¿Tan difícil es dialogar? A veces sí, sucede que no siempre escuchamos las razones del otro, perdemos la paciencia e, incluso, levantamos la voz más de lo acostumbrado para sostener nuestras razones, olvidando lo agradable y lo útil de la plática entre personas que alternativamente manifiestan sus ideas o afectos para enriquecerse mutuamente. Se olvida lo atractivo que es discurrir, ordenando ideas en la mente, intercambiándolas con nuestro interlocutor para llegar a una conclusión. Dialogar es una forma privilegiada de expresión cultural que une a personas apasionadas en la búsqueda común de una verdad.

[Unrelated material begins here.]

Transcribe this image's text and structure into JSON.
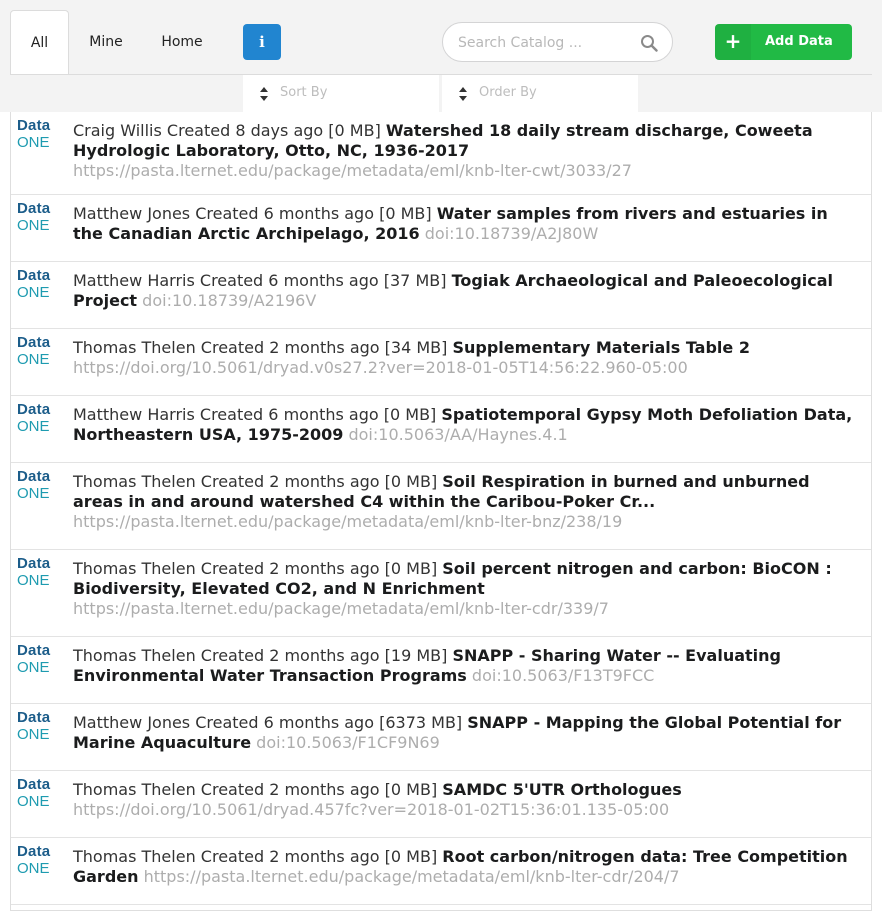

Llevamos años escuchando a los señores diputados pedir, prometer y pretender actitudes de diálogo al otro partido para seguidamente continuar en la pelea. El diálogo (del griego διά (diá, a través) y λόγος (logos, palabra, discurso), ese que fue el modo de enseñanza de Sócrates, hoy se practica poco y no solo entre los políticos. Seguramente es más fácil no tener interlocutores y no tener que responder a preguntas incomodas.
Lo cierto es que el diálogo, además de un placer, es un buen método de convivencia y crecimiento insustituible. La premisa indispensable para practicarlo es la tolerancia positiva y activa, que significa no solo tener que soportar al interlocutor y sus ideas, sino la actitud de acogerlo y a veces hasta ponerse en su lugar, en su estado existencial y en su punto de vista. Solo así se es capaz de comprender enteramente la verdad de los problemas comunes. Lo he vuelto a aprender estos días. Un diálogo enriquecedor ha sido uno de los regalos que más he apreciado esta Navidad. En esta cultura donde las cosas positivas se transmiten por contagio vale la pena experimentarlo. Todos nosotros tenemos siempre un diálogo pendiente. Buena suerte con el vuestro.